Many people undergoing divorce feel as if time is just standing still and they aren’t getting anywhere…but they are. Even those who are in the midst of the divorce process and faced with some very big decisions (such as: will it be possible to stay in the family home, should the move out happen before or during the kids’ school year, how will we divide our belongings, etc.) might feel that nothing is happening. Why is this? There are many reasons why time seems to drag when a divorce is happening and these can include:
It’s A Shock To The System!
When we are experiencing major shifts or life changes, it is a shock to the system. This can wreak havoc on your sleep cycle, appetite, energy level, etc. and distort your sense of time. Minutes, hours, and days may seem eternal when there is a crisis as you can become hyper-alert to everything or even, conversely, you can ‘numb out’, temporarily.
The Idea Of Change May Seem Overwhelming
Some people handle change better or worse than others. Some of us thrive on sameness and routine—we like to eat the same things for breakfast, drive the same way to work, make the same gym class week after week, etc. If life changes have always been particularly stressful to manage, not seeing progress can be a way to deny that changes are taking place and make life feel more familiar, stable, and safe. (Eventually though, reality will break through, and changes and progress do become clearer).
Time Is Needed To Mourn The Loss
Not seeing progress or not moving ahead can be a way to slow life down and create time to digest what has happened, is happening, and may happen. It can help create a space in time to mourn the loss of the life you knew or the future you thought you would have and process what this means to you and to your family, going forward.
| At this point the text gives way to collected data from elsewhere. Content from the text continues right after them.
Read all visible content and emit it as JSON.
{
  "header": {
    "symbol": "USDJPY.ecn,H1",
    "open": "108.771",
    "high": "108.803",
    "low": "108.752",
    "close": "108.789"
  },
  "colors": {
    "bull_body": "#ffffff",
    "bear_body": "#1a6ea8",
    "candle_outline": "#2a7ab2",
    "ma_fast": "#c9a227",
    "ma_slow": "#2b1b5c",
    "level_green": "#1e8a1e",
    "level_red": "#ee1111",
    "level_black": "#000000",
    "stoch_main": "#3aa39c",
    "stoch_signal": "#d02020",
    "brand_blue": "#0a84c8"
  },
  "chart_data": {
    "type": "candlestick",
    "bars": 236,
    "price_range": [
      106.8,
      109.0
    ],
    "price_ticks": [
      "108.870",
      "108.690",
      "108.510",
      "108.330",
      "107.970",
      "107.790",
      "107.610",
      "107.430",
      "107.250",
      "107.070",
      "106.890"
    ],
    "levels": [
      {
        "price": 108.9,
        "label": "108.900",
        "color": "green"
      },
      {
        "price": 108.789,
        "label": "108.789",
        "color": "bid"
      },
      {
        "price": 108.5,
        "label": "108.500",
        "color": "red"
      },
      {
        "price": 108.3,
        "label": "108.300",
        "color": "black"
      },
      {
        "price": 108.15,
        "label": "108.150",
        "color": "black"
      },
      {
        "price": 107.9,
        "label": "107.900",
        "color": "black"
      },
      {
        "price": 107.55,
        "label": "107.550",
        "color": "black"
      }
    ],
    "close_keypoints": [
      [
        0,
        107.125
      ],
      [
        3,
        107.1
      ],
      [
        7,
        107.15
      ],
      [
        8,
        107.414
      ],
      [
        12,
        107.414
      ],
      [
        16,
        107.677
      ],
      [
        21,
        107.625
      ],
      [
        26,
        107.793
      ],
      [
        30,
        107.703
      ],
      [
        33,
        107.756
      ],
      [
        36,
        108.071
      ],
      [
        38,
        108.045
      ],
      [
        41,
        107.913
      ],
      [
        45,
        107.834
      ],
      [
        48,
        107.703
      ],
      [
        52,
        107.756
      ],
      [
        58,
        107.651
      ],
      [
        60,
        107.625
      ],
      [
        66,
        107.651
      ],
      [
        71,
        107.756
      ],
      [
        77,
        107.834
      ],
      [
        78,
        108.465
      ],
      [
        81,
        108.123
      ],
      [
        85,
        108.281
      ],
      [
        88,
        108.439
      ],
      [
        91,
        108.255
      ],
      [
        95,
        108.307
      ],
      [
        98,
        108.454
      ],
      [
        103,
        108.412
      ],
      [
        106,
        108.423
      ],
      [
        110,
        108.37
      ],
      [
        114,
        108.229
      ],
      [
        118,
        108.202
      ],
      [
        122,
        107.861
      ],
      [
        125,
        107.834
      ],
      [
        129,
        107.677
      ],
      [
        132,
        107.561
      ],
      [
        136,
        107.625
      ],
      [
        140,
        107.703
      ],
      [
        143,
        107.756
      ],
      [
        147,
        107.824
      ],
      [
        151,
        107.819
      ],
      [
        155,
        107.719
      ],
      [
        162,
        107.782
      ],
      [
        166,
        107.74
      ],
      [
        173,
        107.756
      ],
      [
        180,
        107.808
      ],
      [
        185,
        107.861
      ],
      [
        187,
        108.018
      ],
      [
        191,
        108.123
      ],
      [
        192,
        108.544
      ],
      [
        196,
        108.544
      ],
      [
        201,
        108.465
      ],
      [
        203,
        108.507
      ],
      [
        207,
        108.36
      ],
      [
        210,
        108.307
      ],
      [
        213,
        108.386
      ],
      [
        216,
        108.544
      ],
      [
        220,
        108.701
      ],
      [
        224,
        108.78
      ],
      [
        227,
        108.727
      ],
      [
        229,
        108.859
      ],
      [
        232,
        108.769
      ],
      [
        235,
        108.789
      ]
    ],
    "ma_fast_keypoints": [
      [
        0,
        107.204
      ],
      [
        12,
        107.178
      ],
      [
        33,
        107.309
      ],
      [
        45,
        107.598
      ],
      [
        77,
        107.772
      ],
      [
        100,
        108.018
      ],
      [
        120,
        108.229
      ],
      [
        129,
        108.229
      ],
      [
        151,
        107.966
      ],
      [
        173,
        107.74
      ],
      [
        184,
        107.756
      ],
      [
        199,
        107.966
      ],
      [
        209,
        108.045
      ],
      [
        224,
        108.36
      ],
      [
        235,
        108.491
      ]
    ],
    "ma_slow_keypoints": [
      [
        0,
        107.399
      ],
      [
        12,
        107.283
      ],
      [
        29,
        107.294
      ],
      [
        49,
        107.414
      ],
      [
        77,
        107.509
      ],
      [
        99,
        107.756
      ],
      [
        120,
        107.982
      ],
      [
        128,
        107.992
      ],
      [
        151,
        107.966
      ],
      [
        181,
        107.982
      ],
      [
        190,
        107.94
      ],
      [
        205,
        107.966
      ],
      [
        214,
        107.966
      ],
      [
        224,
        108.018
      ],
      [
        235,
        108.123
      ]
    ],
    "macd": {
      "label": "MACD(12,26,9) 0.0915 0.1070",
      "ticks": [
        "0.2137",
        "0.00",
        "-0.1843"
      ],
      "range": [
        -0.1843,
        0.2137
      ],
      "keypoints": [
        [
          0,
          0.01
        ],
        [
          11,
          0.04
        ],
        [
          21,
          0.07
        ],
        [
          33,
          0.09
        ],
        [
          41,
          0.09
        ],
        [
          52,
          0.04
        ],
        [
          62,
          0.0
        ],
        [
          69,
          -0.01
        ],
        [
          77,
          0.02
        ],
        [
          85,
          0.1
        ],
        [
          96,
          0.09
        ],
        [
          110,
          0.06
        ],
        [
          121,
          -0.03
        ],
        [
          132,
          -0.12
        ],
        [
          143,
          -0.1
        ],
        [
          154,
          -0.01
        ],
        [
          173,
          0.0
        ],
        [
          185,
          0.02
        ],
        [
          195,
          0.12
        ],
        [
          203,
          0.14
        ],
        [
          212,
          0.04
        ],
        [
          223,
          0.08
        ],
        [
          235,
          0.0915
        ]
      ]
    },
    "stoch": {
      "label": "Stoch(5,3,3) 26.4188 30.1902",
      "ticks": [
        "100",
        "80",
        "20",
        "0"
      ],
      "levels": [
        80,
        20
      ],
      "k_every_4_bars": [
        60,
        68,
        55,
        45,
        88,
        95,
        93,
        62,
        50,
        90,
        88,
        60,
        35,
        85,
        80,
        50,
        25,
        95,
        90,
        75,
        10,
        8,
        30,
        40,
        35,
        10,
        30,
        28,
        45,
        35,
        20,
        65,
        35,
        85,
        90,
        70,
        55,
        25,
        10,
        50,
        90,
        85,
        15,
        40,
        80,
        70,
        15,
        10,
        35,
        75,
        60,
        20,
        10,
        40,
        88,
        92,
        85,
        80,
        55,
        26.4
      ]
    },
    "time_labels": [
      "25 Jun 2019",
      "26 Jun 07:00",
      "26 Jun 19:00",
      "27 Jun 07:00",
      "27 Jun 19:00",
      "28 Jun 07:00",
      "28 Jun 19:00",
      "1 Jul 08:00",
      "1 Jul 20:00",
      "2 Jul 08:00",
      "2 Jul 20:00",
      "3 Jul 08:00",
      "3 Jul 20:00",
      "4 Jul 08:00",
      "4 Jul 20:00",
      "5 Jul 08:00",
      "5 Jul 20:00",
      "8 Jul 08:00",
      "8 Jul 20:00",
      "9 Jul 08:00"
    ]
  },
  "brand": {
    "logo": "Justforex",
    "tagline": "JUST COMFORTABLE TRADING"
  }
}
Take Time To Catch Your Breath
It is important to hit the ‘pause’ button once in a while and catch your breath. No one runs the marathon at the same fast speed the whole way through–they take moments to slow down a bit and catch their breath before charging forward again. When you are going through divorce, the same pauses are needed so you can process and replenish and prepare to move forward. Again, during these ‘breaks’ you may feel as if you are wasting time or not making progress, but rest assured, you are!